I heard a complaint recently about a lot of cinema and television today adhering to almost exclusively shallow-focus cinematography. In promotional video and TV advertising, where a lot of current cinema aesthetics are finding their influences, this is a common practice because both of those mediums are selling a central object or product that doesn’t need to be showcased in context to anything else. I’ve seen shallow focus be used to incredibly powerful lengths in movies like Gus Van Sant’s Elephant (2003) or the Dardenne Bros. Rosetta (1999). I’ve also seen it be visually distracting and boring like in Tyger Tyger (2021). It’s a refuge of the independent filmmaker as well because it paves over scenic limitations and a lot of affordable consumer lenses that maintain a professional feel (everyone is a sucker for bokeh) tend to be mostly short-focus lenses while. In Identifying Features, Fernanda Valadez uses shallow focus as an intrinsic part of her film’s thesis.

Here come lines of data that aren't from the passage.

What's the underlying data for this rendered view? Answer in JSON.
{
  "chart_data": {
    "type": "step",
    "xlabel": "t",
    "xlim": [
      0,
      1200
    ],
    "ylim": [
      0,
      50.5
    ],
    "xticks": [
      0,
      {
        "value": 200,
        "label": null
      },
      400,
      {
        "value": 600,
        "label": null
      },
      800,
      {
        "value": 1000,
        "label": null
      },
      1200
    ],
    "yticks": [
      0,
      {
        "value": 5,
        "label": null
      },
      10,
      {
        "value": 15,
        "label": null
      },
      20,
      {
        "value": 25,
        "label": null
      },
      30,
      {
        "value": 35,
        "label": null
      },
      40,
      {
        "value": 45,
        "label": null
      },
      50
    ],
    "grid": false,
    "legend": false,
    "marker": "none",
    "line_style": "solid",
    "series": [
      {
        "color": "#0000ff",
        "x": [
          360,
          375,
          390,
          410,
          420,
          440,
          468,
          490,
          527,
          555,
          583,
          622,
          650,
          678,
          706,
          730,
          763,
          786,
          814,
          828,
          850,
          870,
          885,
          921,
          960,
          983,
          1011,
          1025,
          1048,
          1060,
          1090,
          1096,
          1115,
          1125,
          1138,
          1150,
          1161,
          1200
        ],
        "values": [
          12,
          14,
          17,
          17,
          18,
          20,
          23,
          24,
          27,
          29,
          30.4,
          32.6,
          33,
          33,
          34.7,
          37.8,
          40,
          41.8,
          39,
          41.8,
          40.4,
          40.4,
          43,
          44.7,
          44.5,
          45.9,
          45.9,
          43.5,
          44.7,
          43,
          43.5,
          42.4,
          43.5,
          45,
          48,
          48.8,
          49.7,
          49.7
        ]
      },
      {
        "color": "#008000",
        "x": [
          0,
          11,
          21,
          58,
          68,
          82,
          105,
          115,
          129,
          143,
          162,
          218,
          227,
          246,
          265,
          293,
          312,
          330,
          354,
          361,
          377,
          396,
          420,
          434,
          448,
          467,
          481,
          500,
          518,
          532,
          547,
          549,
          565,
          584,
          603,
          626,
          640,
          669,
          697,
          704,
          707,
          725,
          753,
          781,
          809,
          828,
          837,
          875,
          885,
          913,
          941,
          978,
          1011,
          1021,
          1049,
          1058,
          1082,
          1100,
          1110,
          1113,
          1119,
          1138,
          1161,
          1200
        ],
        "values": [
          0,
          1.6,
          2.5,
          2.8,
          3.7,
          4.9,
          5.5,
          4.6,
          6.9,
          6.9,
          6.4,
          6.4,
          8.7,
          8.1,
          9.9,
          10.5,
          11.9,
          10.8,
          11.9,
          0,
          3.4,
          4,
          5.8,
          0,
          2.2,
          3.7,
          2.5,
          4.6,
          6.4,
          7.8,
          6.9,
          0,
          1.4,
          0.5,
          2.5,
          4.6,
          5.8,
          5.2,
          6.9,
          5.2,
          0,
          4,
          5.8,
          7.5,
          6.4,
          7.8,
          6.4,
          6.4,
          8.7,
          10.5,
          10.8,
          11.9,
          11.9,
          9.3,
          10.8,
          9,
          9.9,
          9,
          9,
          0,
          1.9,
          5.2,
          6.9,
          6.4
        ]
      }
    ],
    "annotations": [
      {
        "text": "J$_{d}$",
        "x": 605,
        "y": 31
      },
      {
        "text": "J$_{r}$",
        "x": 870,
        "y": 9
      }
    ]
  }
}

A Feeling Of Separation From Everything
The film centers on two individuals whose lives cross in their respective searches for a family member. The first is Magdalena (Mercedes Hernández) who searches for her missing son who left her to cross the U.S. Border. The second is Miguel (David Illescas) who has been recently deported from the U.S. and is making his way back into Mexico to find his mother. Neither knows whether their respective relative is alive or not and their search is one of confusion and displacement. Utilizing a myriad of tracking shots and establishing still shots, Valadez strikes a balance between portraiting her central characters and still providing some semblance of context to their relationship to the place they’re in. This becomes increasingly important as the film comes up to its third act.

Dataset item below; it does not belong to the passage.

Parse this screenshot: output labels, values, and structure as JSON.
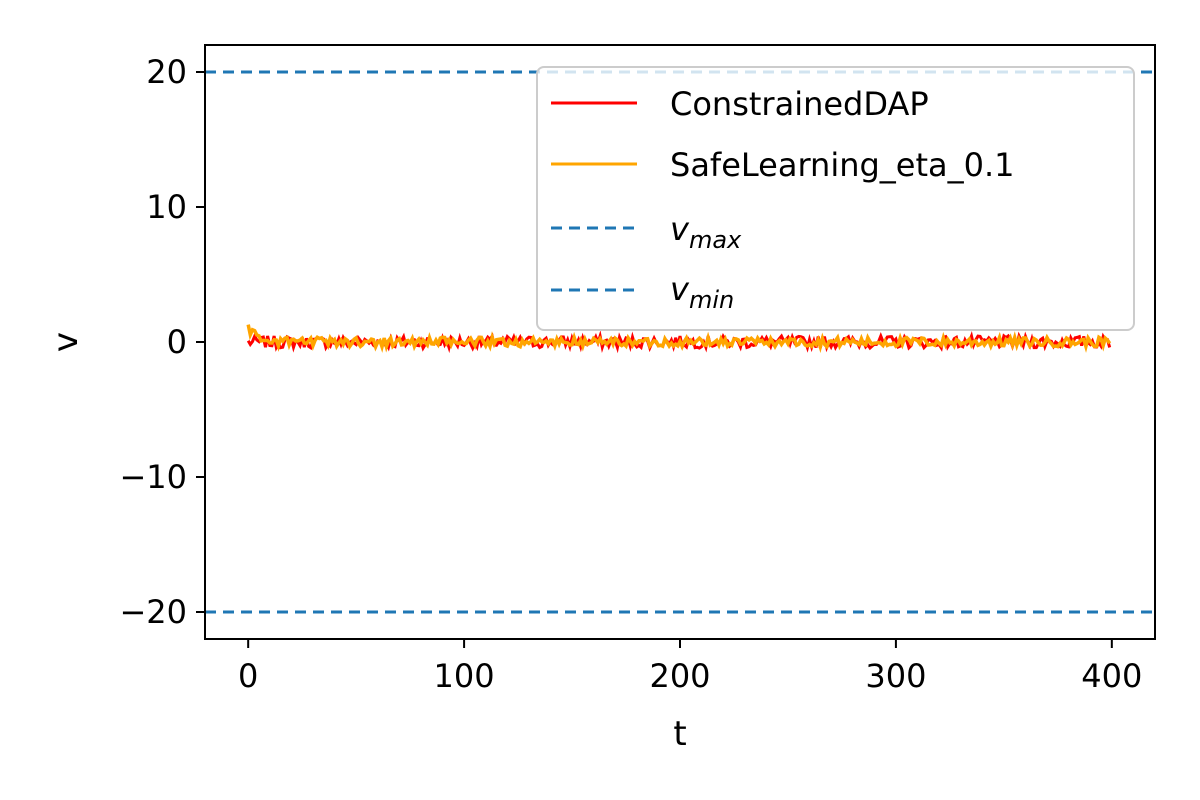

Identifying Features takes its time to frustrating effect. Much of the movie’s first third is presented in a toned-down almost visually inert fashion, where walls, streets, and fields are blurry impressionistic splotches of gray, tan, and washed-out green. This gets at the sort of disconnect Magdalena feels from the rest of the world as her son has gone missing. A similar sort of visual distancing was used earlier this year in Kornél Mandruczó’s Pieces of a Woman when Vanessa Kirby’s character Martha lost her child. It’s an effective technique and Mercedes Hernandez does her best to carry these isolationist sequences, but an over-reliance on these shots renders much of the movie’s buildup difficult to get through.
Hidden in the Frame
The thesis comes into focus in the second half, however, and the power of what Valadez is attempting becomes clear once Magdalena finds out from an older gentleman where her son may have been. The film takes strange and terrifying narrative turns that, similar to Denis Villeneuve’s Incendies (2010), build a tragic history of a region through the way violence cuts through blood bonds.
This is where the cinematography takes on the most important role in the movie. As an old man relays what he thinks may have happened everything is out of focus.
Conclusion
The shallow focus, in these recollections, simulates the human eye and mind, subjective in creating narrative and imagined truth that changes and shifts as it continues through the film. As a filmmaking technique, the results of Valadez’s camerawork are wide-ranging, but in the end, showcase an effective way that particular shots are able to create effect far beyond just visual allure. In addition to the words in a script or the dialogue spoken in a film, the composition of shots and what the filmmaker chooses to reveal or not are often the greatest indicators of narrative mastery. Identifying Features takes time to get going but successfully wagers the audience’s patience with a terrifying finale that lingers long after the credits.
Identifying Features is playing at selected theaters and virtual cinemas in the U.S.